About the SQL interface (SQLi)

The Analytics Service exposes all tenants in an Incorta cluster as individual databases over the SQL interface (SQLi) using the PostgreSQL protocol.

The PostgreSQL protocol supports a JDBC connection using the appropriate PostgreSQL JDBC driver. With the SQLi, an external application such as Microsoft Power BI or Tableau can query a tenant database using Structured Query Language (SQL).

Internally, the SQLi manages how to process an external SQL query. Based off the query shape, the SQLi determines if the in-memory query engine of the Analytics Service processes the query or if Apache Spark processes the query using the SQL App and Spark SQL.

Looker Studio

If you are connecting to your data source using a recent version of Looker Studio, the Show Table feature does not work as it uses default schema that is named public.
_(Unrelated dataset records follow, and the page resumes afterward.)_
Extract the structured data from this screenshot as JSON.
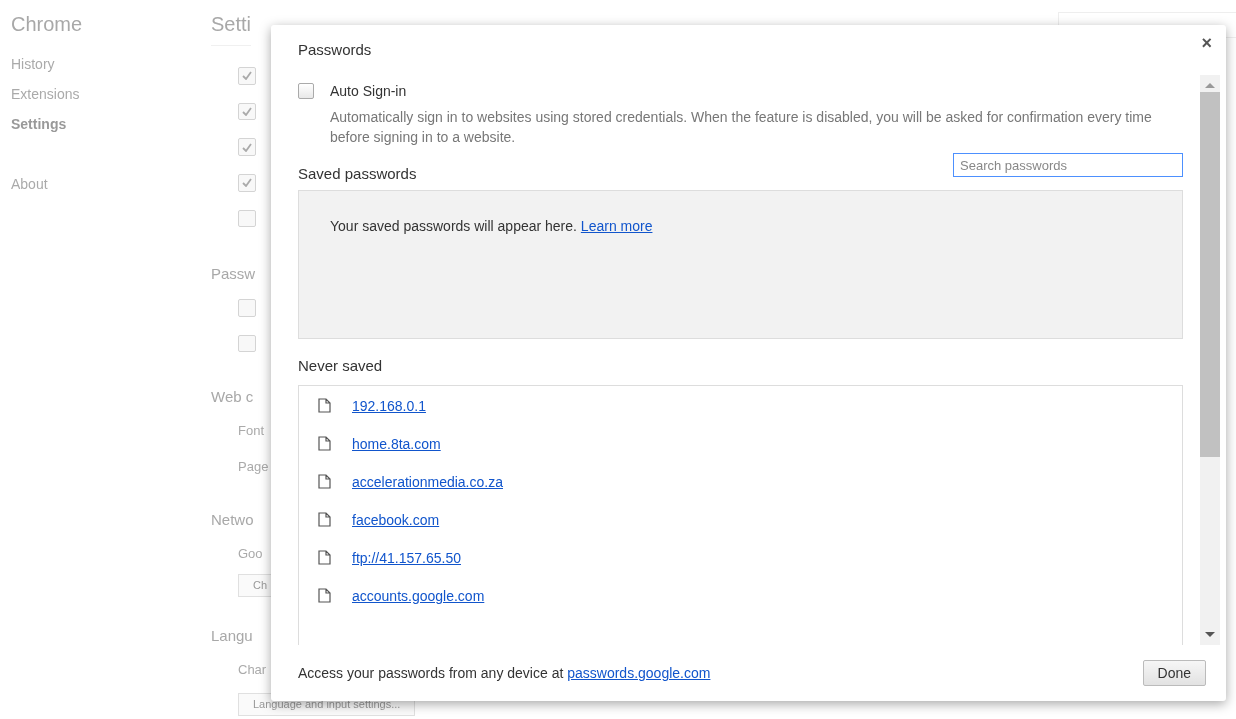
{
  "background": {
    "app_title": "Chrome",
    "sidebar": [
      {
        "label": "History",
        "selected": false
      },
      {
        "label": "Extensions",
        "selected": false
      },
      {
        "label": "Settings",
        "selected": true
      },
      {
        "label": "About",
        "selected": false
      }
    ],
    "heading": "Setti",
    "checkboxes": [
      {
        "checked": true
      },
      {
        "checked": true
      },
      {
        "checked": true
      },
      {
        "checked": true
      },
      {
        "checked": false
      }
    ],
    "sections": [
      {
        "title": "Passw",
        "items": [
          {
            "kind": "checkbox",
            "checked": false
          },
          {
            "kind": "checkbox",
            "checked": false
          }
        ]
      },
      {
        "title": "Web c",
        "items": [
          {
            "kind": "text",
            "label": "Font"
          },
          {
            "kind": "text",
            "label": "Page"
          }
        ]
      },
      {
        "title": "Netwo",
        "items": [
          {
            "kind": "text",
            "label": "Goo"
          },
          {
            "kind": "button",
            "label": "Ch"
          }
        ]
      },
      {
        "title": "Langu",
        "items": [
          {
            "kind": "text",
            "label": "Char"
          },
          {
            "kind": "button",
            "label": "Language and input settings..."
          }
        ]
      }
    ]
  },
  "dialog": {
    "title": "Passwords",
    "close": "×",
    "auto_signin": {
      "label": "Auto Sign-in",
      "checked": false,
      "description": "Automatically sign in to websites using stored credentials. When the feature is disabled, you will be asked for confirmation every time before signing in to a website."
    },
    "saved": {
      "title": "Saved passwords",
      "search_placeholder": "Search passwords",
      "empty_text": "Your saved passwords will appear here.",
      "learn_more": "Learn more"
    },
    "never_saved": {
      "title": "Never saved",
      "sites": [
        "192.168.0.1",
        "home.8ta.com",
        "accelerationmedia.co.za",
        "facebook.com",
        "ftp://41.157.65.50",
        "accounts.google.com"
      ]
    },
    "footer": {
      "text": "Access your passwords from any device at",
      "link": "passwords.google.com",
      "button": "Done"
    }
  }
}
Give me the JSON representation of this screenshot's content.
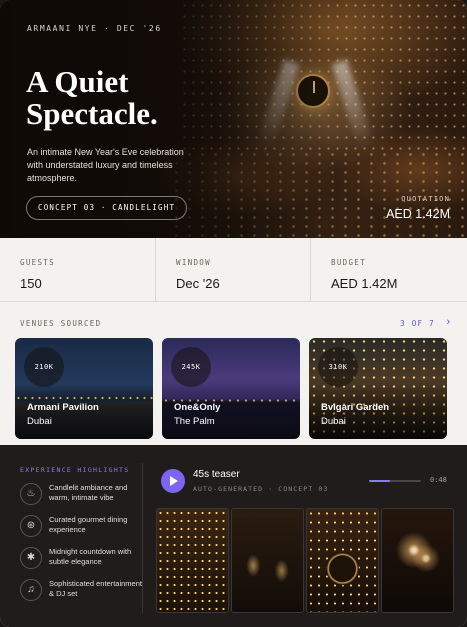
{
  "hero": {
    "eyebrow": "ARMAANI NYE · DEC '26",
    "title_line1": "A Quiet",
    "title_line2": "Spectacle.",
    "description": "An intimate New Year's Eve celebration with understated luxury and timeless atmosphere.",
    "concept_label": "CONCEPT 03 · CANDLELIGHT",
    "quotation_label": "QUOTATION",
    "quotation_value": "AED 1.42M"
  },
  "stats": [
    {
      "label": "GUESTS",
      "value": "150"
    },
    {
      "label": "WINDOW",
      "value": "Dec '26"
    },
    {
      "label": "BUDGET",
      "value": "AED 1.42M"
    }
  ],
  "venues": {
    "heading": "VENUES SOURCED",
    "page": "3 OF 7",
    "next_icon": "chevron-right-icon",
    "items": [
      {
        "capacity": "210K",
        "name": "Armani Pavilion",
        "city": "Dubai"
      },
      {
        "capacity": "245K",
        "name": "One&Only",
        "city": "The Palm"
      },
      {
        "capacity": "310K",
        "name": "Bvlgari Garden",
        "city": "Dubai"
      }
    ]
  },
  "highlights": {
    "heading": "EXPERIENCE HIGHLIGHTS",
    "items": [
      {
        "icon": "candle-icon",
        "glyph": "♨",
        "text": "Candlelit ambiance and warm, intimate vibe"
      },
      {
        "icon": "dish-icon",
        "glyph": "⊛",
        "text": "Curated gourmet dining experience"
      },
      {
        "icon": "sparkle-icon",
        "glyph": "✱",
        "text": "Midnight countdown with subtle elegance"
      },
      {
        "icon": "music-note-icon",
        "glyph": "♫",
        "text": "Sophisticated entertainment & DJ set"
      }
    ]
  },
  "teaser": {
    "title": "45s teaser",
    "subtitle": "AUTO-GENERATED · CONCEPT 03",
    "time": "0:48",
    "progress_fraction": 0.4
  },
  "colors": {
    "accent": "#7a66f0",
    "accent_text": "#5a4fcf",
    "dark_panel": "#1f1c1b"
  }
}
For more information, refer to Looker official documentation.

About SQL query shapes

To learn more about the typical query shapes, data models, scale sizes, and benchmark queries, visit tpc.org.

Here are few that are relevant to data warehousing and analytics related benchmarks that most professional in the industry find relevant:

NameLink
TPC-DShttp://tpc.org/tpcds/default5.asp
TPC-Hhttp://tpc.org/tpch/default5.asp

Analytics Service native support for Left Outer Joins

By default, the Loader Service builds a Direct Data Map using LEFT OUTER JOINS for a table relationships in a physical schema. For this reason, the Analytics Service in-memory engine supports SQL query shapes that feature LEFT OUTER JOINS in the SQL statement.

Spark SQL

Apache Sparks supports numerous query shapes including various JOIN types natively:

  • INNER JOIN
  • LEFT JOIN
  • RIGHT JOIN
  • FULL JOIN
  • CROSS JOIN
  • SEMI JOIN
  • ANTI JOIN

To learn more, please review Apache Spark SQL Join Syntax

External integrations often require robust JOIN support for various query shapes.

Note

Joins are not recommended when there are no relationships between the tables in the query.

For example, using a CROSS JOIN (Cartesian join) can produce very large result sets, which may lead to performance issues, especially with large tables. When it’s not recommended:

  • With large data sets: Since a Cartesian join returns every possible combination of rows from two tables, the result set can grow exponentially if the tables are large, which may degrade performance.
  • Unintentional Usage: Often, a CROSS JOIN occurs unintentionally when the query does not include a WHERE or JOIN condition, for example, SELECT * FROM products, employees. This can result in an unexpectedly large number of rows being returned.

SQli ports

There are two default ports for the SQLi.

  • 5436 directs external queries to the SQLi interface
  • 5442 directs external queries to the Apache Spark

The SQLi directs a query that conform to a LEFT OUTER JOIN shape to the Analytics Service. For all other query shapes, the SQLi directs the query to Apache Spark using Spark SQL. A listener application receives and process the job. The listener application is com.incorta.sqlApp.App.